Comme dans nombre d’autres États membres de l’Union européenne , le gouvernement d’extrême droite slovène a mis le pays en quarantaine – mais en installant un QG de crise plus qu’opaque. Gare à celles et ceux qui osent le mettre en question.
C’est un message distribué par une liste de journalistes d’investigation : Blaž Zgaga, journaliste slovène multiprimé, connu et craint pour ses recherches sur la corruption et les ventes d’armes illégales, membre de l’ICIJ et ennemi de la censure en Slovénie, se trouve au centre d’une campagne montée par les milieux gouvernementaux contre sa personne et d’autres activistes.
Son délit ? Faire son boulot et poser requête dans le cadre du droit à l’information (« freedom of information request ») sur le QG de crise installé par le gouvernement de Janez Janša. Interrogé par le woxx, Zgaga a ses doutes sur l’impartialité de la composition de ce QG, qui désormais s’est arrogé les pleins pouvoirs et donc peut interner qui il veut sans procès : « Les personnes du QG sont liés au parti SDS (parti démocrate slovène du premier ministre, ndlr), ce qui n’est pas une surprise, parce qu’il est de notoriété publique que ce parti a remplacé la plupart des chefs d’institutions par des personnes liées à lui dès ses premiers jours au pouvoir. Le public slovène ne sait toujours pas comment le QG de crise est organisé et qui en fait partie. C’est exactement ce que je demandais dans ma requête d’informations. »
La réponse est venue via le compte Twitter du QG de crise. Celui-ci a retweeté une affirmation d’un certain Marco (@Authority85) qui proclamait : « Les psychiatres recherchent quatre personnes qui se sont échappées de la quarantaine. Elles sont toutes porteuses d’un virus Covid-Marks/Lenin. » Parmi les « patients » : Blaž Zgaga, le philosophe Slavoj Žižek, le poète Boris A. Novak et le professeur Darko Štrajn.
De plus, la chaîne de télévision Nova24TV – tellement proche du pouvoir que les Slovènes l’appellent « TV Janša » – a directement attaqué notre confrère dans un article, le qualifiant de journaliste émanant de « l’État profond ». La chaîne, fondée en 2015, a déjà été au centre de multiples scandales impliquant des théories conspirationnistes et antisémites, ainsi que des fake news. Pas étonnant donc que trois compagnies médiatiques hongroises, toutes proches du premier ministre Viktor Orbán, soient entrées dans le capital de la chaîne en 2018, lorsque celle-ci se trouvait dans des difficultés financières. Un article similaire a paru sur le site de l’hebdomadaire « Demokracija », qui appartient lui à 100 pour cent au SDS.

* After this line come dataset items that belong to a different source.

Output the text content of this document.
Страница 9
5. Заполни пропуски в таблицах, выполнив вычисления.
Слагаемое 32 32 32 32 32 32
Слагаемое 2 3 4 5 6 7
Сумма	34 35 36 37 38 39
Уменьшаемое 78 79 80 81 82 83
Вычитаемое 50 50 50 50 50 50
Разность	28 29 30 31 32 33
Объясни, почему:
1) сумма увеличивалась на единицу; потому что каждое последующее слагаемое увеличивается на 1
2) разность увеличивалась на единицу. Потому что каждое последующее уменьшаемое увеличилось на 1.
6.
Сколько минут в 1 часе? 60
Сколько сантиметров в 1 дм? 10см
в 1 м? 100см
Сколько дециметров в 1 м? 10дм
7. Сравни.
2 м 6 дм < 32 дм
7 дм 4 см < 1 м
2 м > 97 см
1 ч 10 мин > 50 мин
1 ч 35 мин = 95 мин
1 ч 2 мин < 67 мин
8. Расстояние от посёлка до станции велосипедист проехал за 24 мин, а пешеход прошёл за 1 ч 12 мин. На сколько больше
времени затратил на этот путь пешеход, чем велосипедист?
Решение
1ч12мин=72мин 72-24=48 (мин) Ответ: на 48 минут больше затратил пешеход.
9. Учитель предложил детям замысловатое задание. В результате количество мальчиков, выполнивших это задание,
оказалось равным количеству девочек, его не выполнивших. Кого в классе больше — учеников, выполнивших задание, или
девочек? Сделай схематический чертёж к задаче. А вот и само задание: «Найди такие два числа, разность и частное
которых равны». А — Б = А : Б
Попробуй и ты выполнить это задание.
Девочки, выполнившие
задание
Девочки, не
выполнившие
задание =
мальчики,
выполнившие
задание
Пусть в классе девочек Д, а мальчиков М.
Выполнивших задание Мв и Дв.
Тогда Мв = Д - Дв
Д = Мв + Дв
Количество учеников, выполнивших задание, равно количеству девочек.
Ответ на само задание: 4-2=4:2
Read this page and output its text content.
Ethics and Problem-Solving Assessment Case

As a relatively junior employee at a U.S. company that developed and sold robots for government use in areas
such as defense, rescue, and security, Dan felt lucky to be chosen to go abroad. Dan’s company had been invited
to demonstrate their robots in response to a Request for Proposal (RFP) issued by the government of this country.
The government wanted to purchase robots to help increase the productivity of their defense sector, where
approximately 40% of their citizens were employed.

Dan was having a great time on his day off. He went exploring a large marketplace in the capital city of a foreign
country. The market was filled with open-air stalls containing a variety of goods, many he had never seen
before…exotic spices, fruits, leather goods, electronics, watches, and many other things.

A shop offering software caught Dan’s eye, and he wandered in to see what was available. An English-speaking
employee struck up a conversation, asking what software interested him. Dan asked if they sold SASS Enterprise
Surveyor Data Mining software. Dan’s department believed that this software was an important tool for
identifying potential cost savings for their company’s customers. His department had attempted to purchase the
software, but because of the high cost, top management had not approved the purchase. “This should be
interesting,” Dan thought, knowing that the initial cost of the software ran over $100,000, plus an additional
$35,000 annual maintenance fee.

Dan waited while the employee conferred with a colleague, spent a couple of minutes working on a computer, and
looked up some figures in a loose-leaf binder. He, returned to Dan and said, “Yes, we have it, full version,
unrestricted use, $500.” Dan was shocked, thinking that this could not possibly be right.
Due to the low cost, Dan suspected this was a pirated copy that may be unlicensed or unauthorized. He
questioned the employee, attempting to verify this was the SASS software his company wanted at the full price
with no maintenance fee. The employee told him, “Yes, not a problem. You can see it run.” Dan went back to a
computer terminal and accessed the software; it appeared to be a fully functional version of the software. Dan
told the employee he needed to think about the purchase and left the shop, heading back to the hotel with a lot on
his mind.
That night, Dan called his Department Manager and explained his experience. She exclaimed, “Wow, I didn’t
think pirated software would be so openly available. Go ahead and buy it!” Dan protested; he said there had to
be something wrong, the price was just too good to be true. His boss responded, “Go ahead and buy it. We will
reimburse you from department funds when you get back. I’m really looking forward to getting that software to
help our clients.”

Ces articles confirment la suspicion de Zgaga, car même si le twittos anonyme n’a pas pu être identifié, il s’agit clairement d’un troll du SDS : « Ce profil est suivi par des partis d’extrême droite non présents au parlement et des associations locales. De même que par des trolls liés au SDS, qui ont bâti un groupe Twitter de quelques centaines de membres coordonnés, pour mobiliser les membres du parti. Ce groupe contient beaucoup de faux comptes et des bots. J’en ai bloqué au moins deux douzaines, à cause de menaces et d’insultes contre moi », explique-t-il, avant de conclure : « Il est plausible que ce soit un supporter de la coalition au pouvoir et du parti SDS. Son compte était aussi suivi par le premier ministre. »
Était, parce que les comptes et les tweets ont disparu entre-temps. Les menaces sur la démocratie et la liberté de la presse restent elles bien réelles. Voilà pourquoi les médias doivent redoubler d’attention en temps de crise – rien n’est acquis qui ne se défend pas au quotidien.
L’ironie de l’histoire : Ne vous inquiétez pas ! Cela ne peut pas arriver au Luxembourg, tout simplement parce que le grand-duché ne dispose toujours pas d’un droit à l’information pour la presse – même si la mesure, après un lobbying intense, est inscrite au programme gouvernemental.